À titre accessoire, ces villas sont en train de recouvrir un site néolithique d’importance[1].

Voici un second exemple sur la commune de Figari : un Permis de construire (PC) a été accordé par la mairie de Figari le 7 juin 2021 sur la parcelle E603.

La parcelle est classée en Espace Stratégique Agricole inconstructible et est à plus de 550 mètres de cœur du lieu-dit Uddastreddu (Ogliastrello). Pour ces deux raisons ce PC est illégal. Il a été déféré par le Préfet de la Corse-du-Sud et a été annulé le 27 juin 2023 (dossier 2101254* du Tribunal administratif de Bastia). 

Vue de la parcelle depuis la route RD422 et vue aérienne (images Google Earth)

Ces anciens documents d’urbanisme illégaux continuent de contribuer à l’étalement urbain et au mitage de nos espaces naturels, agricoles et forestiers sans liens harmonieux et cohérents avec nos villages. Le PADDUC préconise pourtant qu’« un village est identifié selon des critères tenant à la trame et la morphologie urbaine, aux indices de vie sociale dans l’espace considéré et au caractère stratégique de celui-ci pour l’organisation et le développement de la commune. » Le Tribunal Administratif a retenu également cet argument pour annuler le PC sur Uddastreddu. 

L’association U Levante souhaite ardemment que nos élus :

  • intègrent la dimension de ce qu’est un village en révisant ou en élaborant leurs documents d’urbanisme 
  • arrêtent d’attribuer des permis de construire qui déstructurent totalement nos villages dans le cadre de ces documents d’urbanisme désuets et qui mitent le territoire.

Pour cela, une solution accessible, immédiate et efficace : appliquer le code de l’urbanisme.

Qui peut faire et quoi, afin que le code de l’urbanisme soit enfin appliqué ?

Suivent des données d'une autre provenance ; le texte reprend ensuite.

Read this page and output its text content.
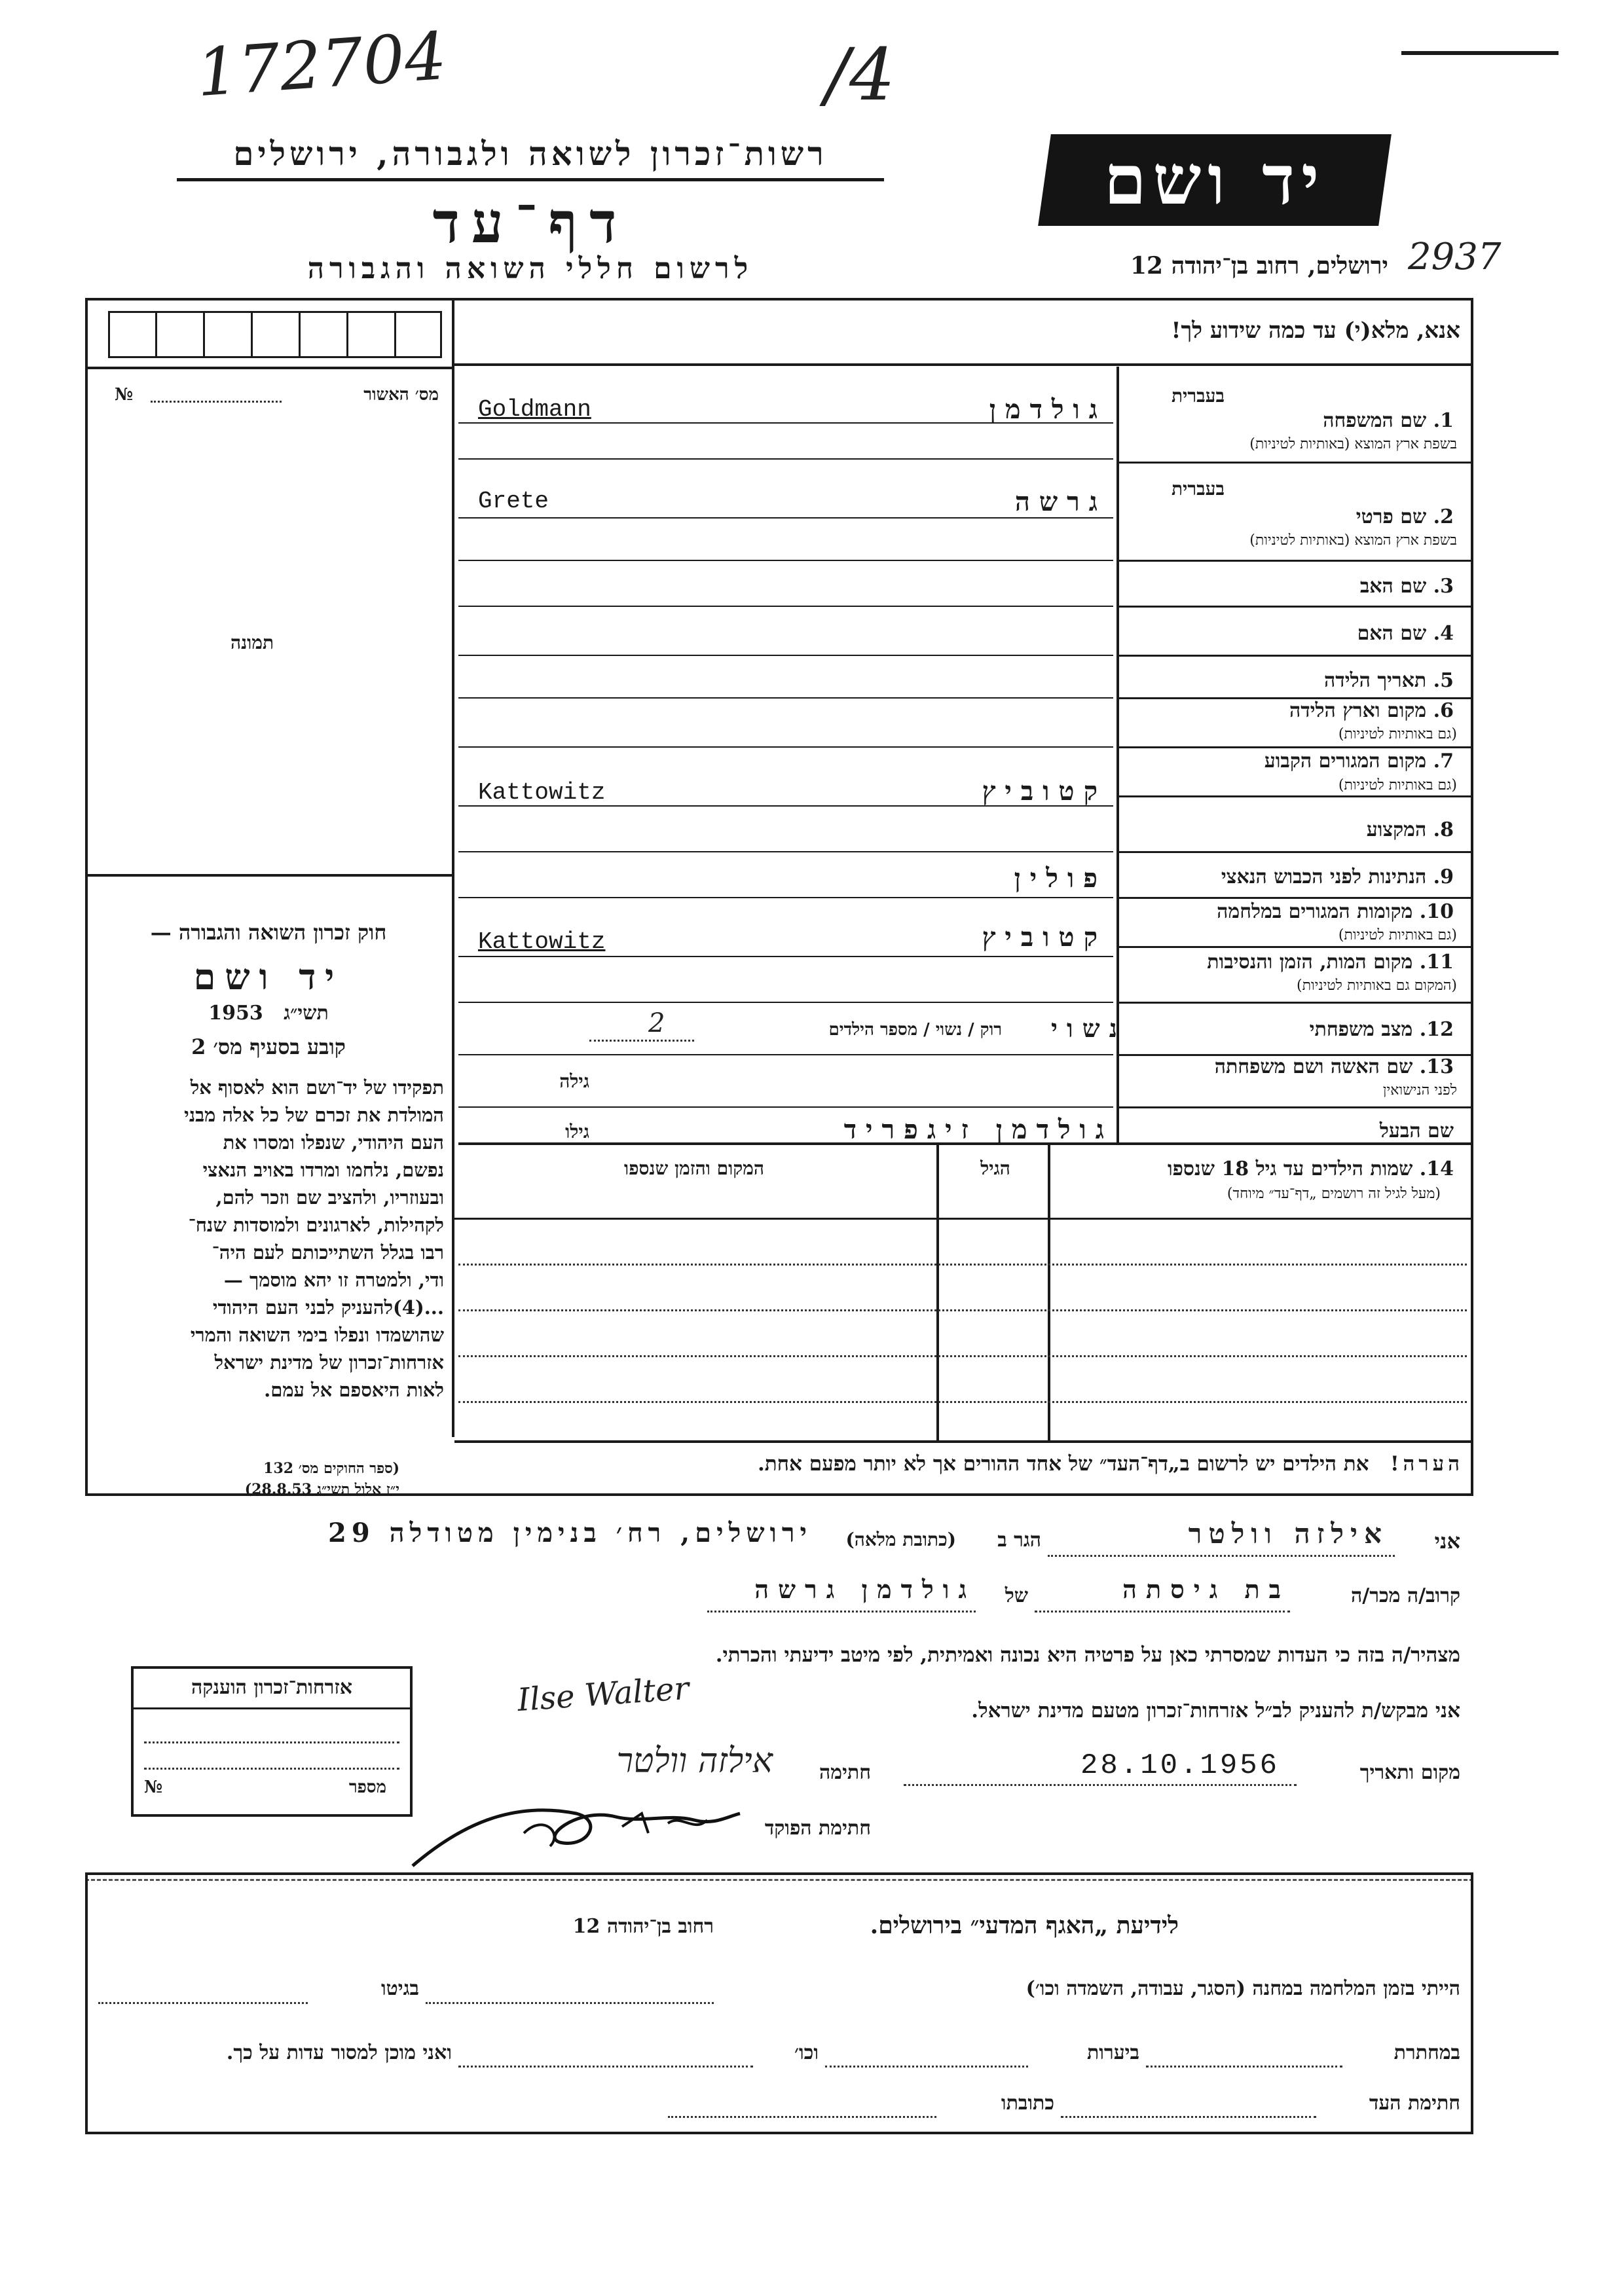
172704	/4
2937
רשות־זכרון לשואה ולגבורה, ירושלים
דף־עד
לרשום חללי השואה והגבורה
יד ושם
ירושלים, רחוב בן־יהודה 12
אנא, מלא(י) עד כמה שידוע לך!
מס׳ האשור
№
תמונה
חוק זכרון השואה והגבורה —
יד ושם
1953 תשי״ג
קובע בסעיף מס׳ 2
תפקידו של יד־ושם הוא לאסוף אל
המולדת את זכרם של כל אלה מבני
העם היהודי, שנפלו ומסרו את
נפשם, נלחמו ומרדו באויב הנאצי
ובעוזריו, ולהציב שם וזכר להם,
לקהילות, לארגונים ולמוסדות שנח־
רבו בגלל השתייכותם לעם היה־
ודי, ולמטרה זו יהא מוסמך —
...(4)להעניק לבני העם היהודי
שהושמדו ונפלו בימי השואה והמרי
אזרחות־זכרון של מדינת ישראל
לאות היאספם אל עמם.
(ספר החוקים מס׳ 132
י״ז אלול תשי״ג 28.8.53)
בעברית
1. שם המשפחה
בשפת ארץ המוצא (באותיות לטיניות)
גולדמן
Goldmann
בעברית
2. שם פרטי
בשפת ארץ המוצא (באותיות לטיניות)
גרשה
Grete
3. שם האב
4. שם האם
5. תאריך הלידה
6. מקום וארץ הלידה
(גם באותיות לטיניות)
7. מקום המגורים הקבוע
(גם באותיות לטיניות)
קטוביץ
Kattowitz
8. המקצוע
9. הנתינות לפני הכבוש הנאצי
פולין
10. מקומות המגורים במלחמה
(גם באותיות לטיניות)
קטוביץ
Kattowitz
11. מקום המות, הזמן והנסיבות
(המקום גם באותיות לטיניות)
12. מצב משפחתי
נשוי
רוק / נשוי / מספר הילדים
2
13. שם האשה ושם משפחתה
לפני הנישואין
גילה
שם הבעל
גולדמן זיגפריד
גילו
14. שמות הילדים עד גיל 18 שנספו
(מעל לגיל זה רושמים „דף־עד״ מיוחד)
הגיל
המקום והזמן שנספו
הערה!   את הילדים יש לרשום ב„דף־העד״ של אחד ההורים אך לא יותר מפעם אחת.
אני
אילזה וולטר
הגר ב
(כתובת מלאה)
ירושלים, רח׳ בנימין מטודלה 29
קרוב/ה מכר/ה
בת גיסתה
של
גולדמן גרשה
מצהיר/ה בזה כי העדות שמסרתי כאן על פרטיה היא נכונה ואמיתית, לפי מיטב ידיעתי והכרתי.
אני מבקש/ת להעניק לב״ל אזרחות־זכרון מטעם מדינת ישראל.
Ilse Walter
מקום ותאריך
28.10.1956
חתימה
אילזה וולטר
חתימת הפוקד
אזרחות־זכרון הוענקה
מספר
№
לידיעת „האגף המדעי״ בירושלים.
רחוב בן־יהודה 12
הייתי בזמן המלחמה במחנה (הסגר, עבודה, השמדה וכו׳)
בגיטו
במחתרת
ביערות
וכו׳
ואני מוכן למסור עדות על כך.
חתימת העד
כתובתו
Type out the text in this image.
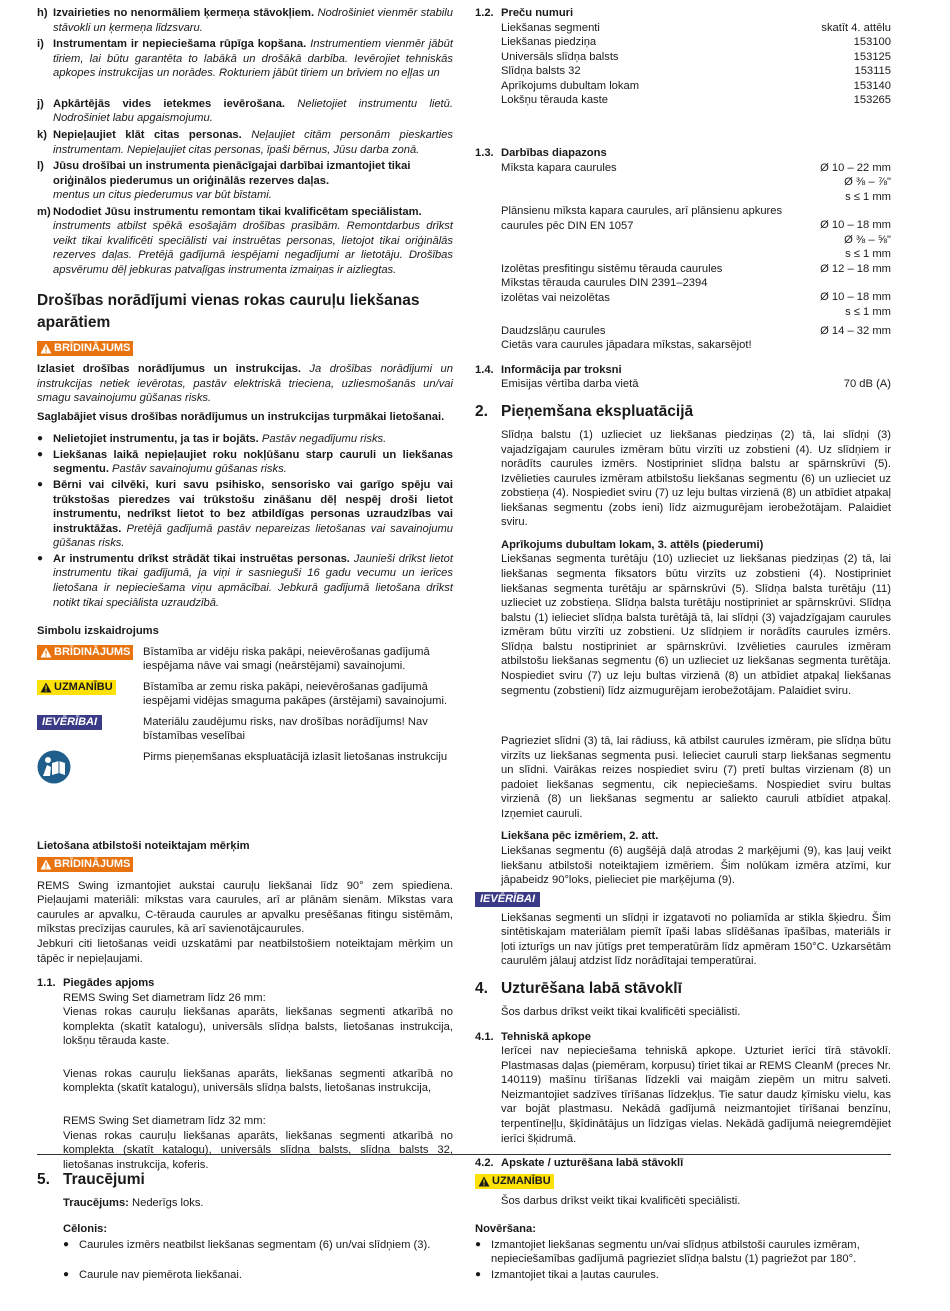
h) Izvairieties no nenormāliem ķermeņa stāvokļiem. Nodrošiniet vienmēr stabilu stāvokli un ķermeņa līdzsvaru.
i) Instrumentam ir nepieciešama rūpīga kopšana. Instrumentiem vienmēr jābūt tīriem, lai būtu garantēta to labākā un drošākā darbība. Ievērojiet tehniskās apkopes instrukcijas un norādes. Rokturiem jābūt tīriem un brīviem no eļļas un
j) Apkārtējās vides ietekmes ievērošana. Nelietojiet instrumentu lietū. Nodrošiniet labu apgaismojumu.
k) Nepieļaujiet klāt citas personas. Neļaujiet citām personām pieskarties instrumentam. Nepieļaujiet citas personas, īpaši bērnus, Jūsu darba zonā.
l) Jūsu drošībai un instrumenta pienācīgajai darbībai izmantojiet tikai oriģinālos piederumus un oriģinālās rezerves daļas.
mentus un citus piederumus var būt bīstami.
m) Nododiet Jūsu instrumentu remontam tikai kvalificētam speciālistam.
instruments atbilst spēkā esošajām drošības prasībām. Remontdarbus drīkst veikt tikai kvalificēti speciālisti vai instruētas personas, lietojot tikai oriģinālās rezerves daļas. Pretējā gadījumā iespējami negadījumi ar lietotāju. Drošības apsvērumu dēļ jebkuras patvaļīgas instrumenta izmaiņas ir aizliegtas.
Drošības norādījumi vienas rokas cauruļu liekšanas aparātiem
BRĪDINĀJUMS
Izlasiet drošības norādījumus un instrukcijas. Ja drošības norādījumi un instrukcijas netiek ievērotas, pastāv elektriskā trieciena, uzliesmošanās un/vai smagu savainojumu gūšanas risks.
Saglabājiet visus drošības norādījumus un instrukcijas turpmākai lietošanai.
● Nelietojiet instrumentu, ja tas ir bojāts. Pastāv negadījumu risks.
● Liekšanas laikā nepieļaujiet roku nokļūšanu starp cauruli un liekšanas segmentu. Pastāv savainojumu gūšanas risks.
● Bērni vai cilvēki, kuri savu psihisko, sensorisko vai garīgo spēju vai trūkstošas pieredzes vai trūkstošu zināšanu dēļ nespēj droši lietot instrumentu, nedrīkst lietot to bez atbildīgas personas uzraudzības vai instruktāžas. Pretējā gadījumā pastāv nepareizas lietošanas vai savainojumu gūšanas risks.
● Ar instrumentu drīkst strādāt tikai instruētas personas. Jaunieši drīkst lietot instrumentu tikai gadījumā, ja viņi ir sasnieguši 16 gadu vecumu un ierīces lietošana ir nepieciešama viņu apmācībai. Jebkurā gadījumā lietošana drīkst notikt tikai speciālista uzraudzībā.
Simbolu izskaidrojums
BRĪDINĀJUMS Bīstamība ar vidēju riska pakāpi, neievērošanas gadījumā iespējama nāve vai smagi (neārstējami) savainojumi.
UZMANĪBU	Bīstamība ar zemu riska pakāpi, neievērošanas gadījumā iespējami vidējas smaguma pakāpes (ārstējami) savainojumi.
IEVĒRĪBAI	Materiālu zaudējumu risks, nav drošības norādījums! Nav bīstamības veselībai
Pirms pieņemšanas ekspluatācijā izlasīt lietošanas instrukciju
Lietošana atbilstoši noteiktajam mērķim
BRĪDINĀJUMS
REMS Swing izmantojiet aukstai cauruļu liekšanai līdz 90° zem spiediena. Pieļaujami materiāli: mīkstas vara caurules, arī ar plānām sienām. Mīkstas vara caurules ar apvalku, C-tērauda caurules ar apvalku presēšanas fitingu sistēmām, mīkstas precīzijas caurules, kā arī savienotājcaurules.
Jebkuri citi lietošanas veidi uzskatāmi par neatbilstošiem noteiktajam mērķim un tāpēc ir nepieļaujami.
1.1. Piegādes apjoms
REMS Swing Set diametram līdz 26 mm:
Vienas rokas cauruļu liekšanas aparāts, liekšanas segmenti atkarībā no komplekta (skatīt katalogu), universāls slīdņa balsts, lietošanas instrukcija, lokšņu tērauda kaste.
Vienas rokas cauruļu liekšanas aparāts, liekšanas segmenti atkarībā no komplekta (skatīt katalogu), universāls slīdņa balsts, lietošanas instrukcija,
REMS Swing Set diametram līdz 32 mm:
Vienas rokas cauruļu liekšanas aparāts, liekšanas segmenti atkarībā no komplekta (skatīt katalogu), universāls slīdņa balsts, slīdņa balsts 32, lietošanas instrukcija, koferis.
1.2. Preču numuri
Liekšanas segmenti	skatīt 4. attēlu
Liekšanas piedziņa	153100
Universāls slīdņa balsts	153125
Slīdņa balsts 32	153115
Aprīkojums dubultam lokam	153140
Lokšņu tērauda kaste	153265
1.3. Darbības diapazons
Mīksta kapara caurules	Ø 10 – 22 mm
Ø ⅜ – ⅞"
s ≤ 1 mm
Plānsienu mīksta kapara caurules, arī plānsienu apkures caurules pēc DIN EN 1057	Ø 10 – 18 mm
Ø ⅜ – ⅝"
s ≤ 1 mm
Izolētas presfitingu sistēmu tērauda caurules	Ø 12 – 18 mm
Mīkstas tērauda caurules DIN 2391–2394 izolētas vai neizolētas	Ø 10 – 18 mm
s ≤ 1 mm
Daudzslāņu caurules	Ø 14 – 32 mm
Cietās vara caurules jāpadara mīkstas, sakarsējot!
1.4. Informācija par troksni
Emisijas vērtība darba vietā	70 dB (A)
2. Pieņemšana ekspluatācijā
Slīdņa balstu (1) uzlieciet uz liekšanas piedziņas (2) tā, lai slīdņi (3) vajadzīgajam caurules izmēram būtu virzīti uz zobstieni (4). Uz slīdņiem ir norādīts caurules izmērs. Nostipriniet slīdņa balstu ar spārnskrūvi (5). Izvēlieties caurules izmēram atbilstošu liekšanas segmentu (6) un uzlieciet uz zobstieņa (4). Nospiediet sviru (7) uz leju bultas virzienā (8) un atbīdiet atpakaļ liekšanas segmentu (zobs ieni) līdz aizmugurējam ierobežotājam. Palaidiet sviru.
Aprīkojums dubultam lokam, 3. attēls (piederumi)
Liekšanas segmenta turētāju (10) uzlieciet uz liekšanas piedziņas (2) tā, lai liekšanas segmenta fiksators būtu virzīts uz zobstieni (4). Nostipriniet liekšanas segmenta turētāju ar spārnskrūvi (5). Slīdņa balsta turētāju (11) uzlieciet uz zobstieņa. Slīdņa balsta turētāju nostipriniet ar spārnskrūvi. Slīdņa balstu (1) ielieciet slīdņa balsta turētājā tā, lai slīdņi (3) vajadzīgajam caurules izmēram būtu virzīti uz zobstieni. Uz slīdņiem ir norādīts caurules izmērs. Slīdņa balstu nostipriniet ar spārnskrūvi. Izvēlieties caurules izmēram atbilstošu liekšanas segmentu (6) un uzlieciet uz liekšanas segmenta turētāja. Nospiediet sviru (7) uz leju bultas virzienā (8) un atbīdiet atpakaļ liekšanas segmentu (zobstieni) līdz aizmugurējam ierobežotājam. Palaidiet sviru.
Pagrieziet slīdni (3) tā, lai rādiuss, kā atbilst caurules izmēram, pie slīdņa būtu virzīts uz liekšanas segmenta pusi. Ielieciet cauruli starp liekšanas segmentu un slīdni. Vairākas reizes nospiediet sviru (7) pretī bultas virzienam (8) un padoiet liekšanas segmentu, cik nepieciešams. Nospiediet sviru bultas virzienā (8) un liekšanas segmentu ar saliekto cauruli atbīdiet atpakaļ. Izņemiet cauruli.
Liekšana pēc izmēriem, 2. att.
Liekšanas segmentu (6) augšējā daļā atrodas 2 marķējumi (9), kas ļauj veikt liekšanu atbilstoši noteiktajiem izmēriem. Šim nolūkam izmēra atzīmi, kur jāpabeidz 90°loks, pielieciet pie marķējuma (9).
IEVĒRĪBAI
Liekšanas segmenti un slīdņi ir izgatavoti no poliamīda ar stikla šķiedru. Šim sintētiskajam materiālam piemīt īpaši labas slīdēšanas īpašības, materiāls ir ļoti izturīgs un nav jūtīgs pret temperatūrām līdz apmēram 150°C. Uzkarsētām caurulēm jālauj atdzist līdz norādītajai temperatūrai.
4. Uzturēšana labā stāvoklī
Šos darbus drīkst veikt tikai kvalificēti speciālisti.
4.1. Tehniskā apkope
Ierīcei nav nepieciešama tehniskā apkope. Uzturiet ierīci tīrā stāvoklī. Plastmasas daļas (piemēram, korpusu) tīriet tikai ar REMS CleanM (preces Nr. 140119) mašīnu tīrīšanas līdzekli vai maigām ziepēm un mitru salveti. Neizmantojiet sadzīves tīrīšanas līdzekļus. Tie satur daudz ķīmisku vielu, kas var bojāt plastmasu. Nekādā gadījumā neizmantojiet tīrīšanai benzīnu, terpentīneļļu, šķīdinātājus un līdzīgas vielas. Nekādā gadījumā neiegremdējiet ierīci šķidrumā.
4.2. Apskate / uzturēšana labā stāvoklī
UZMANĪBU
Šos darbus drīkst veikt tikai kvalificēti speciālisti.
5. Traucējumi
Traucējums: Nederīgs loks.
Cēlonis:
● Caurules izmērs neatbilst liekšanas segmentam (6) un/vai slīdņiem (3).
● Caurule nav piemērota liekšanai.
Novēršana:
● Izmantojiet liekšanas segmentu un/vai slīdņus atbilstoši caurules izmēram, nepieciešamības gadījumā pagrieziet slīdņa balstu (1) pagriežot par 180°.
● Izmantojiet tikai a ļautas caurules.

  • Les maires peuvent et doivent abroger leurs PLU ou leurs cartes communales, et en élaborer de nouveaux compatibles avec le PADDUC en supprimant les myriades de zones constructibles illégales ;
  • le Préfet dispose de la faculté de se substituer à l’autorité compétente (la commune) si le délai de 3 ans est dépassé … ce qui est le cas ! La charge des services du contrôle de légalité diminuerait notablement pour l’urbanisme ;
  • La Collectivité de Corse peut déférer les documents d’urbanisme qui ne sont pas compatibles avec son PADDUC ;
  • La Collectivité de Corse peut demander à ses services (comme le service des routes) d’émettre des avis défavorables lors de l’examen des permis de construire lorsque ceux-ci ne respectent pas les préconisations du PADDUC (comme un accès sur une route à 450 mètres du village par exemple) ;
  • Le Syndicat d’Électrification de Corse peut demander à ses services d’émettre des avis défavorables pour le raccord à l’électricité lors de l’examen des permis de construire (comme un raccord à 450 mètres du village par exemple).